Why do an Engineering Apprenticeship?
The engineering and manufacturing sectors have an aging workforce, a workforce that will be looking to retire in the next 10 to 15 years. If the current wealth of experience and skills leave the industry, without being replaced, there will be a major skills requirement across an enormous variety of roles.
Because an apprenticeship now provides a route into so many different pathways and higher education, there has never been a better time to consider an apprenticeship with the AMRC Training Centre.
Most people, young and old, perceive engineering and manufacturing to be a dirty environment, one that isn’t suitable for females and one that doesn’t offer career sustainability. This is not the case anymore, most working areas are as clean as office environments and the engineering and manufacturing sectors are seen as one of the most positive areas to stimulate UK growth.
As an apprentice you will have the opportunity to work in these areas and develop your skills to enable you to progress further in your chosen career, once you have completed your apprenticeship. It will give you the opportunity to work in some of the world’s most innovative industries, such as aerospace, automotive and low-carbon energy. You will be working alongside experienced team members who have a vast range of skills and knowledge in the industry.
There is no set rate of pay for apprentices. Your salary will vary with different employers. However, all employed apprentices must receive an apprentice national minimum wage which is reviewed by government annually. In practice, most companies pay their apprentices more than the minimum national average. Quite often this can be up to £11,000, depending on the size of the company.
As your skills develop your pay will increase accordingly. Statistics show that over the course of their career, young people starting with an apprenticeship can earn on average £100,000 more than those without.*
What you’ll be doing
This will depend on your employer. Employers vary in size from small businesses to large national and even international companies.
For this purpose we have different pathways (and are currently developing more) to meet the needs of the employers; this is just one example:
This will be based in the AMRC Training Centre.
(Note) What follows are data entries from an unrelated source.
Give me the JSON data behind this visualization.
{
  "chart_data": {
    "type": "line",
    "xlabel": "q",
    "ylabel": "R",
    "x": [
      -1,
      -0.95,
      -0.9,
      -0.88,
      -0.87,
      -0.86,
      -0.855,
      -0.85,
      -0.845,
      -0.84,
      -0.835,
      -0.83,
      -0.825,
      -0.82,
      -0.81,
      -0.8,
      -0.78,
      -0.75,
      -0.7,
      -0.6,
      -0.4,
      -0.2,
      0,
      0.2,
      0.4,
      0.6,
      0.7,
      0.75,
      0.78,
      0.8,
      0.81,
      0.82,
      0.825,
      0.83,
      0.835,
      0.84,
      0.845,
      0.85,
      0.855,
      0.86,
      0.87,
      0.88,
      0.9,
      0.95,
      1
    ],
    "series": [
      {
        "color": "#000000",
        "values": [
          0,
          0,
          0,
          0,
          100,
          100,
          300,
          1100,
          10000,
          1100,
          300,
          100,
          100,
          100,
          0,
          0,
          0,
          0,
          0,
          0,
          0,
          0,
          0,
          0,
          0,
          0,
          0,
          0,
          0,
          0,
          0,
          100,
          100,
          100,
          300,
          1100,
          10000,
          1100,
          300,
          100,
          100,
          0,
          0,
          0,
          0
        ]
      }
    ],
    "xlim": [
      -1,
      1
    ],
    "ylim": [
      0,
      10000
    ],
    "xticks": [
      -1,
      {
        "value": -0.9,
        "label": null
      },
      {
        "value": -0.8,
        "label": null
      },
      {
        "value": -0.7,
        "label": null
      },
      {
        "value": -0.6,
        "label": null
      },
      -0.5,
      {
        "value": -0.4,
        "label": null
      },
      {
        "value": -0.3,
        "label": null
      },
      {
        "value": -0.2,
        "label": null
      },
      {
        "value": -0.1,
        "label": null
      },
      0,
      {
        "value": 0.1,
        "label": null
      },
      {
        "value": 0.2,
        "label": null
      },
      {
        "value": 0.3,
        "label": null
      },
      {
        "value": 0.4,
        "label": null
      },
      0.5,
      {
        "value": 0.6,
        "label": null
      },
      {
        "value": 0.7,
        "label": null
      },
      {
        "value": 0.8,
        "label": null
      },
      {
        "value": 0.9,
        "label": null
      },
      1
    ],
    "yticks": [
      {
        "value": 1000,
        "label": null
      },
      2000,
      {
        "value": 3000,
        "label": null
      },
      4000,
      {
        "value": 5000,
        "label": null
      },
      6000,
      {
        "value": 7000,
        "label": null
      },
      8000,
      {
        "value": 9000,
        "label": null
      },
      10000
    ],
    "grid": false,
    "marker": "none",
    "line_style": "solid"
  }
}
During this time you will be based in the workshops. You will:
- Learn new skills.
- Complete Employment Rights and Responsibilities - Level 2 qualification.
- PLTS – PersonalLlearning and Thinking Skills – Level 2 qualification.
- Learn about health and safety that is relevant to your area and wider areas of the workplace.
- PEO/PMO accredited skills disciplines.
- First year of the Diploma - Technical Certificate.
- Master classes in production quality, Business Improvement Techniques and Inspection techniques.
- Possible outward bounds.
Years 2 & 3
You will be with your employer. During this time you’ll constantly be learning new skills and put the skills that you have learnt already whilst at the Training Centre into practice and start to become a specialist in your chosen area.
At each stage of the programme you will learn how to do everything correctly and safely from the beginning.
As your skills and knowledge increase, you’ll be given more demanding, challenging and rewarding tasks. This is how you achieve the NVQ competency part of the apprenticeship.
These skills are vital to your apprenticeship and you’ll need to record what you’ve completed and achieved in your qualifications portfolio to prove you are competent in your chosen trade. You may have to do some of this at home, so you’ll quickly learn to balance your commitments.
It’ll all be worth it in the end, once you achieve a recognised qualification that sets you up for your future career in engineering.
*Source - A cost-benefit analysis of apprenticeships and other vocational qualifications, University of Sheffield, 2007.